FLOR DE CENIZAS -relato-


Me sentí lleno de ausencias, en vano  trataba de expresarlo en un poema. Las letras bailaban en los renglones, se resistían –indomables- a formar las palabras que, como fila de hormigas, lograran garabatear en la blancura del folio los vacíos del alma,  los dioses  -entre  borrones-  traían y llevaban la inspiración, la sacaban y entraban por las puertas ficticias del corazón.
 La silueta vacilante del poema se resiste a ser encerrada  entre líneas y trazos,  estaba detenida en la garganta de mi memoria, allí donde la musa se torna palabra y la palabra se hace sentimiento. Intenté, sin conseguirlo, dibujar nuevas palabras con letras usadas,  misión imposible cuando se trata -como yo- de un pintor inexperto, de un poeta naif que dibuja escribiendo nubes con la intención de que los demás imaginen que  ellas son las nodrizas del agua.
Fue en ese momento de indecisión. de escribir una palabra que rime con la del verso anterior o una que ponga en la rima el sabor agridulce de lo inesperado, cuando el reloj de la torre interrumpió dando la hora. Yo, aprendiz de soñador, imaginé que llamaban a la puerta.  Los primeros toques eran rítmicos, sin intensidad, los siguientes fueron más y más fuerte… Conté hasta doce golpes antes que el silencio enmudeciera  las bocas de las campanas.

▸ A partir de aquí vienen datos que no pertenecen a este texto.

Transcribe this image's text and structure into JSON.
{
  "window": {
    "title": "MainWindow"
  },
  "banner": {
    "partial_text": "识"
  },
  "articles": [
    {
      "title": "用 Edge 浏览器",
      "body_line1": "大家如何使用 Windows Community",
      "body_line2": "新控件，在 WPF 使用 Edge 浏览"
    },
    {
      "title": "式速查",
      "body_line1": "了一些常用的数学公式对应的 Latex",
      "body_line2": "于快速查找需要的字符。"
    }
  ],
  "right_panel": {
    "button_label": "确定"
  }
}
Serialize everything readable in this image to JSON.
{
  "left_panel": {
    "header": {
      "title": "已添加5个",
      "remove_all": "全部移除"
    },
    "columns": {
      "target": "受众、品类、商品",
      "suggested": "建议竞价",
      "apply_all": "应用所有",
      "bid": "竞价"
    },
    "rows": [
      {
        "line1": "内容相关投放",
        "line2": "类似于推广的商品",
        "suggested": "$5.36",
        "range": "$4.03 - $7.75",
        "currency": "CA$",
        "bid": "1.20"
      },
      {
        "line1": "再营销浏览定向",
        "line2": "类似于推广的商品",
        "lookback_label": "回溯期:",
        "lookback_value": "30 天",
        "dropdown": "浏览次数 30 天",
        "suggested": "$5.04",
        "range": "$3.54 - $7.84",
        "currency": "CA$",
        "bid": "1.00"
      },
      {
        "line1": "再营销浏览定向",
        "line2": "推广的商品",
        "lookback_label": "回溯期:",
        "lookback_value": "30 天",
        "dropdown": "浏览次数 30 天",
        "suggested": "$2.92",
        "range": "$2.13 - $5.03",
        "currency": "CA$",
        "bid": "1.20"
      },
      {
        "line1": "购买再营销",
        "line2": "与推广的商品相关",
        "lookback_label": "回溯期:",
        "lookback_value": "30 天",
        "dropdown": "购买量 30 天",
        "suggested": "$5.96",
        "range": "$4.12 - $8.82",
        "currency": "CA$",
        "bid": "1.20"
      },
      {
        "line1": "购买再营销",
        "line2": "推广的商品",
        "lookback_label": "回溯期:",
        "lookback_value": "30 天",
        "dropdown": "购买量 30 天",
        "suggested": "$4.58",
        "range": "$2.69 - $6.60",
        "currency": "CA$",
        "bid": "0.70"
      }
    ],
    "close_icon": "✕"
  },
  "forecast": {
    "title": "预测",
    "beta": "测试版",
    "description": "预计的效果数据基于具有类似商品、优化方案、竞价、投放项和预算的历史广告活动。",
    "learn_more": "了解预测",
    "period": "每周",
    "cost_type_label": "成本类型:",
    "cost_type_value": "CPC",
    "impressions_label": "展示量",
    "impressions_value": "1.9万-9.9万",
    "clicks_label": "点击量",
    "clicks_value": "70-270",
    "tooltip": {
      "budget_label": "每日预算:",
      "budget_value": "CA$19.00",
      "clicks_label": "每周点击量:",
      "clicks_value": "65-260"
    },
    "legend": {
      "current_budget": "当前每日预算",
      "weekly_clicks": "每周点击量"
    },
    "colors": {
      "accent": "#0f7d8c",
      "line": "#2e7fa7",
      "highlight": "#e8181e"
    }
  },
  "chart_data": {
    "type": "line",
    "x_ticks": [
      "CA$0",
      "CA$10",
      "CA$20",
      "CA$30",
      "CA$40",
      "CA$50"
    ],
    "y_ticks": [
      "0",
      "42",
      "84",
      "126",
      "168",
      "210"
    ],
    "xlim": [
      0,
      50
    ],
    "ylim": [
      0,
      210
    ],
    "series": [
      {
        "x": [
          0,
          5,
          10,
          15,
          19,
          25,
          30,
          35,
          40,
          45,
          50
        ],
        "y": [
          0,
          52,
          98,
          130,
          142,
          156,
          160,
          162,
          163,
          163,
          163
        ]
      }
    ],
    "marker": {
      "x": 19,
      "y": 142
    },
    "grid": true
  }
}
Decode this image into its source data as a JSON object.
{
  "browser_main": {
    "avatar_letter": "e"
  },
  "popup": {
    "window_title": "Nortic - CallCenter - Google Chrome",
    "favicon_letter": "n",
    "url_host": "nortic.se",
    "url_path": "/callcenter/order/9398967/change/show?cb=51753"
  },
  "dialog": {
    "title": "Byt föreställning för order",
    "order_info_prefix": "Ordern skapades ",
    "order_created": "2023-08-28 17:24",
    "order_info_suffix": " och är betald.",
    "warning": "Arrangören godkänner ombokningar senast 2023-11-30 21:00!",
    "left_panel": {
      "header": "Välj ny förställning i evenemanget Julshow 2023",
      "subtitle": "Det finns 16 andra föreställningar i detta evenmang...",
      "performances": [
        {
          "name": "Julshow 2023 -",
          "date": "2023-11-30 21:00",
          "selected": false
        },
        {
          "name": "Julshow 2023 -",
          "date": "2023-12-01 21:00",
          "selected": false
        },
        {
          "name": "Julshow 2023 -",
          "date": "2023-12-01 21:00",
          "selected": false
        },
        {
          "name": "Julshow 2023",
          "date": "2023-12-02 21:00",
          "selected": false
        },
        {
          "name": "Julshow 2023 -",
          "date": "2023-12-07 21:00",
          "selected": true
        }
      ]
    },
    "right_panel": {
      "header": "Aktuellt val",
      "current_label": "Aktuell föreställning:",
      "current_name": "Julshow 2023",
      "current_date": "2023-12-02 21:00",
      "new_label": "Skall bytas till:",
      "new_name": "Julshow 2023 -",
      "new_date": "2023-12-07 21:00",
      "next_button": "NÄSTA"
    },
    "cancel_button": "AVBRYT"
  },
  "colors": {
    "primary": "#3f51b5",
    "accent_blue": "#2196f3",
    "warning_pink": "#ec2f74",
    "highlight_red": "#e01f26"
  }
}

¡Sí! Aquí estoy… Pase, pase…
El picaporte de la puerta chirrió como si quisiera avisarme –tímidamente- que alguien entraba en la habitación. Sobre la mesa había una lamparilla de aceite, su llama se contoneó como si bailara la danza del vientre, al compás de la hebra de aire, que furtiva se coló en la habitación nada más abrirse la puerta. Fue cuando, de un salto,  entró  dejando atrás el rectángulo de la sombra en la que parecía que había estado escondido cien años.  Jorobado, de un gris verdoso que parecía tiznarte si lo tocabas, aparentado -en su pequeñez- ser el más grande y nervudo de los seres vivos. Afloró a la luz amarillenta, adormilada y dúctil que manaba de la lámpara de aceite,  llegó escondiéndose detrás de una capa trasparente, tejida con el polen y la escarcha que se cierne desde el cielo las noches estrelladas de finales del invierno.
Al mirar su rostro, la voz del recuerdo me gritó al oído que ya lo conocía desde mucho tiempo atrás.
Su ojo derecho estaba en la sombra de la sombra, el izquierdo me escrudiñaba temerosamente, alargado, prolongado, de un color gris humo. La pupila,  con el reflejo de la llama bailarina, le brillaba como si estuviese oxidada. Varios mechones de musgo verde emergían de su sien como el limo de la rivera bajo el agua  que corre y juega a ahogar sirenas azules.  Las ceja parecían pintadas de  pálida plata,  la divertida verruga junto a la boca… todo  intrigó  y molestó a mi memoria.
Instintivamente dejé el cuaderno  sobre la mesa y me levanté del sillón. Él, dio dos pasos adelante y uno para atrás.
Su abrigo, a media pierna, raído estaba abotonado al revés, como los de las mujeres. En la mano traía un gorro, no, no… Era un envoltorio mal atado de color oscuro que encerraba confetis y serpentinas usados en el carnaval de la vida.
Estaba seguro que lo conocía,  que incluso le había tenido un cierto aprecio, pero, en ese momento, no conseguí recordar dónde ni cuándo nos habíamos conocido. Intuí que debíamos habernos visto con frecuencia, d no ser así, yo no tendría el recuerdo de sus labios de arándanos, de aquellas orejas pequeñitas y puntiagudas, de la verruga tan divertida al lado de la comisura de sus labios.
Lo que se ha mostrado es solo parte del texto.